Using a simple speech recognition model in iOS with Swift

We created a Swift-based iOS app that uses the TensorFlow pod in Chapter 2, Classifying Images with Transfer Learning. Let's now create a new Swift app that uses the TensorFlow iOS libraries we manually built in the last section and use the speech commands model in our Swift app:

Create a new Single View iOS project from Xcode, and set up the project in the same way as steps 1 and 2 in the previous section, except set the Language as Swift.
Select Xcode File | New | File ... and select Objective-C File. Enter the name RunInference. You'll see a message box asking you "Would you like to configure an Objective-C bridging header?" Click the Create Bridging Header. Rename the file RunInference.m to RunInfence.mm as we'll mix our C, C++, and Objective-C code to do post-recording audio processing and recognition. We're still using Objective-C in the Swift app because to call the TensorFlow C++ code from Swift, we need to have an Objective-C class as a wrapper to the C++ code.
Create a header file called RunInference.h, and add this code to it:

@interface RunInference_Wrapper : NSObject
- (NSString *)run_inference_wrapper:(NSString*)recorderFilePath;
@end

Your app in Xcode should look like Figure 5.5 now:

Figure 5.5 The Swift-based iOS app project

Open ViewController.swift. Add the following code at the top after import UIKit:

import AVFoundation

let _lbl = UILabel()
let _btn = UIButton(type: .system)
var _recorderFilePath: String!

Then make the ViewController look like this (the code snippet that defines NSLayoutConstraint for the _btn and _lbl and calls addConstraint is not showing):

class ViewController: UIViewController, AVAudioRecorderDelegate {
    var audioRecorder: AVAudioRecorder!
override func viewDidLoad() {
    super.viewDidLoad()
    
    _btn.translatesAutoresizingMaskIntoConstraints = false
    _btn.titleLabel?.font = UIFont.systemFont(ofSize:32)
    _btn.setTitle("Start", for: .normal)
    self.view.addSubview(_btn)
        
    _btn.addTarget(self, action:#selector(btnTapped), for: .touchUpInside)

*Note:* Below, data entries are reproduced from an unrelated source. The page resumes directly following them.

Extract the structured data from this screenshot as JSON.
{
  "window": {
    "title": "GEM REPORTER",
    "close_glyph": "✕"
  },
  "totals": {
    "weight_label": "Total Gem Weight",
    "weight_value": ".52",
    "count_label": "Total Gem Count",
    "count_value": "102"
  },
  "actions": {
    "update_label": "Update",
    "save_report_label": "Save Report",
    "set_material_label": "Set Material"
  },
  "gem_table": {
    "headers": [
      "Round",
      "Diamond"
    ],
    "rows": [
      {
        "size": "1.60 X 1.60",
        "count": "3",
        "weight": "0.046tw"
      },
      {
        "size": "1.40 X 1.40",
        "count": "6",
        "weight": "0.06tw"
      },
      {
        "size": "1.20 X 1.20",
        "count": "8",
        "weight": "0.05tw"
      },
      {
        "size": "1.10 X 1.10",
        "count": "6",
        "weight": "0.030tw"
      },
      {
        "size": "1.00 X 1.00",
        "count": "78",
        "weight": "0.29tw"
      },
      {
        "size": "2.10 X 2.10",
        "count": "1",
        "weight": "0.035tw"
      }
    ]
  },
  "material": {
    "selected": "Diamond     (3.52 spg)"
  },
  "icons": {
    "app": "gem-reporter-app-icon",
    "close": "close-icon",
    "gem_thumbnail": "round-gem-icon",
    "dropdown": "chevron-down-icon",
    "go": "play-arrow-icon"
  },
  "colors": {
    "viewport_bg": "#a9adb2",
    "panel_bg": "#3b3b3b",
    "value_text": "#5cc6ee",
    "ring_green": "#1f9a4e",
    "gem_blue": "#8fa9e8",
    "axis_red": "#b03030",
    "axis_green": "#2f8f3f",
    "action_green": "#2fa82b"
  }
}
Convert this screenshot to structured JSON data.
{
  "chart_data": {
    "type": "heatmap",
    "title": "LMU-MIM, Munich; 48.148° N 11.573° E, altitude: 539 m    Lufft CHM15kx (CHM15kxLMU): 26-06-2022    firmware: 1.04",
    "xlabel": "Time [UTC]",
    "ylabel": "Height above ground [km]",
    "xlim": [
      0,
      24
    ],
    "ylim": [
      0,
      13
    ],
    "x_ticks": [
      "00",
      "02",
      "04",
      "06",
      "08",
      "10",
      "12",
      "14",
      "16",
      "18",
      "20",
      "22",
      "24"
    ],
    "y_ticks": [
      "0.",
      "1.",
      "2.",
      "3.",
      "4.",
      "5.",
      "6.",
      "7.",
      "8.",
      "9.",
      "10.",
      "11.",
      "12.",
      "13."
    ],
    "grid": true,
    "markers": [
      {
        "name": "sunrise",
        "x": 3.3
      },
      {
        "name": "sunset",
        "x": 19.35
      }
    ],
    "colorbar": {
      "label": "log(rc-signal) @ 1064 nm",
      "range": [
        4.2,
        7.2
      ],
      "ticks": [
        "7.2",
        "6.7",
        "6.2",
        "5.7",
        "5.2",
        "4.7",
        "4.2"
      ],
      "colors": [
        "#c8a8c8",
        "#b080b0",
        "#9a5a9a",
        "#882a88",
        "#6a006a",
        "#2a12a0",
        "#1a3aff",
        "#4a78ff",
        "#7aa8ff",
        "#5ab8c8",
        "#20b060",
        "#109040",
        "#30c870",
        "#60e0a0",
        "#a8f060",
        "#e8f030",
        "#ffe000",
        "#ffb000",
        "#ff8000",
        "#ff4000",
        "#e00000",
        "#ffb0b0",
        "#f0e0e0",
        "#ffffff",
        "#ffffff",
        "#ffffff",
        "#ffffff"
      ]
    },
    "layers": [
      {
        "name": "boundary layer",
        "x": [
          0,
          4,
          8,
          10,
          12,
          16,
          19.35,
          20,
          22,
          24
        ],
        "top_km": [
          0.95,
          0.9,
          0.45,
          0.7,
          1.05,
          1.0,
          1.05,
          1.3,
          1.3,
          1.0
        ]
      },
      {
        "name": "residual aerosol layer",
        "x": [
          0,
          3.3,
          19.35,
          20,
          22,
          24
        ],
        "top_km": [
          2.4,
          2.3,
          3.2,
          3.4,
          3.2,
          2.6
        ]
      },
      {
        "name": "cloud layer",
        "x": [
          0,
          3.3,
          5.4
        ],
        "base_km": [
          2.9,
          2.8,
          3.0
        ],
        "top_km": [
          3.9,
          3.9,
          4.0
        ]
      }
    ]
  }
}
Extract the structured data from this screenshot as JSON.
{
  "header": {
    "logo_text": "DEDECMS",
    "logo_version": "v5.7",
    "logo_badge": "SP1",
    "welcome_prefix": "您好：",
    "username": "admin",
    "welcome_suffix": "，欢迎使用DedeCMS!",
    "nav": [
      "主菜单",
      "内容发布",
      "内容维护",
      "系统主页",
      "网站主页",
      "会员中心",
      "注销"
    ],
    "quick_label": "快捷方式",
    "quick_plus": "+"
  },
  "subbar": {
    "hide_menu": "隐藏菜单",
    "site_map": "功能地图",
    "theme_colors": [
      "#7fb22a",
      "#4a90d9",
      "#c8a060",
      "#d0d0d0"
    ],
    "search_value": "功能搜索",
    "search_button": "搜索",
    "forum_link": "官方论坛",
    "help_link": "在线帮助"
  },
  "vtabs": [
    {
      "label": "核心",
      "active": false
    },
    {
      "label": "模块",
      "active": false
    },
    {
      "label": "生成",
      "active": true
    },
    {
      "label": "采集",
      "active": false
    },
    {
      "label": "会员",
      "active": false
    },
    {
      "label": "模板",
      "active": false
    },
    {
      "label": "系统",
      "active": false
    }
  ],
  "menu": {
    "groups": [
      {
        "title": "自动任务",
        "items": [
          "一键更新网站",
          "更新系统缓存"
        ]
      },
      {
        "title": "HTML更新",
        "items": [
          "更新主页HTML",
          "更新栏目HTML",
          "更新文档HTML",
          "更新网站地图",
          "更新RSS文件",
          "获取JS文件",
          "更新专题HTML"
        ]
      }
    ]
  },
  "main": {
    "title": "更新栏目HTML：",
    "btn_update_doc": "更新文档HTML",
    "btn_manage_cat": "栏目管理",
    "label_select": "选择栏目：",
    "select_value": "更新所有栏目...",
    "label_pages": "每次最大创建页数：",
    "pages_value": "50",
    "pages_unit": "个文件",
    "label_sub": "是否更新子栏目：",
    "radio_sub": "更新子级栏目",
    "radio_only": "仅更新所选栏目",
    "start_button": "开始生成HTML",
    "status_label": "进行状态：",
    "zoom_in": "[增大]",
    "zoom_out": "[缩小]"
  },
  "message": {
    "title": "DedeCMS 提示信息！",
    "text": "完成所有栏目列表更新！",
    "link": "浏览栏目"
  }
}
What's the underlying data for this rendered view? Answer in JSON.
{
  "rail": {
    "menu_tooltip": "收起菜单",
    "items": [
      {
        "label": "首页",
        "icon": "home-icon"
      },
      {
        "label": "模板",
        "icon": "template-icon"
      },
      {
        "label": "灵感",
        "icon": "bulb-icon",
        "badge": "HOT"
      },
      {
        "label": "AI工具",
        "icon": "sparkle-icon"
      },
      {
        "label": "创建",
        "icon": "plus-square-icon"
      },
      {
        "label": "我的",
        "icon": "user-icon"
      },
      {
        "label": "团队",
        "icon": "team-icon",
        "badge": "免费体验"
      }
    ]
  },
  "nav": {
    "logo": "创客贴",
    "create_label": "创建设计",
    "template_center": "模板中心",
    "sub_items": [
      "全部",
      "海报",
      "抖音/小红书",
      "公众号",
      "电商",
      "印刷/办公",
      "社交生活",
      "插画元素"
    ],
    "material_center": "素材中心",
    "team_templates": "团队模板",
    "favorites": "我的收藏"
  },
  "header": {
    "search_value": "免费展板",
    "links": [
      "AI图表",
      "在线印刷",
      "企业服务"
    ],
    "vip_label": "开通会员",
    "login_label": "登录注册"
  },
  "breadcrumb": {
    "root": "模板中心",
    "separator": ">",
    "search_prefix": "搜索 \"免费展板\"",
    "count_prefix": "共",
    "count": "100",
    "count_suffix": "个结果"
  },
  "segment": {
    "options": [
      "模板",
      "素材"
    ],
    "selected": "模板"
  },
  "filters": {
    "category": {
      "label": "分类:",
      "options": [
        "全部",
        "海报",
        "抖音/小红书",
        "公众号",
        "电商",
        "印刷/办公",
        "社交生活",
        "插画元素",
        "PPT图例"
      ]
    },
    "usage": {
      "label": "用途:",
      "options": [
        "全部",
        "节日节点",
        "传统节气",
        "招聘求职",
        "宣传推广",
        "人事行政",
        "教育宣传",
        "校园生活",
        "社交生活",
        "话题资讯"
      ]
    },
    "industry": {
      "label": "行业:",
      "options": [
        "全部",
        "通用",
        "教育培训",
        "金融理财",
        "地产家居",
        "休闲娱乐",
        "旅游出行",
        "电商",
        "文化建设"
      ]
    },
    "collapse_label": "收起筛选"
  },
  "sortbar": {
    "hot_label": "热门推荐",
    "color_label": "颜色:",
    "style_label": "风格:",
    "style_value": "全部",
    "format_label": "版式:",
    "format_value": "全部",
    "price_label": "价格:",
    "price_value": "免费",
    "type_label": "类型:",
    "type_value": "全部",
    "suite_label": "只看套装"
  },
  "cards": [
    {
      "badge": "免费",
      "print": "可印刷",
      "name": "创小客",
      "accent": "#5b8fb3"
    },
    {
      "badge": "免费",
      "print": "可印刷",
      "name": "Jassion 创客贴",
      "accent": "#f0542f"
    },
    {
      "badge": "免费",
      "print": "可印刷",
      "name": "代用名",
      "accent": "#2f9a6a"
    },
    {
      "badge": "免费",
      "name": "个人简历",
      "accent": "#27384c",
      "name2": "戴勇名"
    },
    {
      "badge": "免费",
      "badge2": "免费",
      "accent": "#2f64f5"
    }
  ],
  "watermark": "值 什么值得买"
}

    _lbl.translatesAutoresizingMaskIntoConstraints = false
    self.view.addSubview(_lbl)

Add a button tap handler and inside it, first request the user's permission for recording:

@objc func btnTapped() {
    _lbl.text = "..."
    _btn.setTitle("Listening...", for: .normal)
    
    AVAudioSession.sharedInstance().requestRecordPermission () {
        [unowned self] allowed in
        if allowed {
            print("mic allowed")
        } else {
            print("denied by user")
            return
        }
    }

Then create an AudioSession instance and set its category to record and status to active, just like what we did in the Objective-C version:

let audioSession = AVAudioSession.sharedInstance()

do {
    try audioSession.setCategory(AVAudioSessionCategoryRecord)
    try audioSession.setActive(true)
} catch {
    print("recording exception")
    return
}

Now define the settings to be used by AVAudioRecorder:

let settings = [
    AVFormatIDKey: Int(kAudioFormatLinearPCM),
    AVSampleRateKey: 16000,
    AVNumberOfChannelsKey: 1,
    AVLinearPCMBitDepthKey: 16,
    AVLinearPCMIsBigEndianKey: false,
    AVLinearPCMIsFloatKey: false,
    AVEncoderAudioQualityKey: AVAudioQuality.high.rawValue
    ] as [String : Any]

Set the file path to save the recorded audio, create an AVAudioRecorder instance, set its delegate and start recording for 1 second:

do {
    _recorderFilePath = NSHomeDirectory().stringByAppendingPathComponent(path: "tmp").stringByAppendingPathComponent(path: "recorded_file.wav")
    audioRecorder = try AVAudioRecorder(url: NSURL.fileURL(withPath: _recorderFilePath), settings: settings)
    audioRecorder.delegate = self
    audioRecorder.record(forDuration: 1)
} catch let error {
    print("error:" + error.localizedDescription)
}

At the end of ViewController.swift, add an AVAudioRecorderDelegate method, audioRecorderDidFinishRecording, with the following implementation, which mainly calls run_inference_wrapper to do audio post-processing and recognition:

func audioRecorderDidFinishRecording(_ recorder: AVAudioRecorder, successfully flag: Bool) {
    _btn.setTitle("Recognizing...", for: .normal)
    if flag {
        let result = RunInference_Wrapper().run_inference_wrapper(_recorderFilePath)
        _lbl.text = result
    }
    else {
        _lbl.text = "Recording error"
    }
    _btn.setTitle("Start", for: .normal)
}

In the AudioRecognition_Swift-Bridging-Header.h file, add #include "RunInference.h" so the preceding Swift code, RunInference_Wrapper().run_inference_wrapper(_recorderFilePath), works.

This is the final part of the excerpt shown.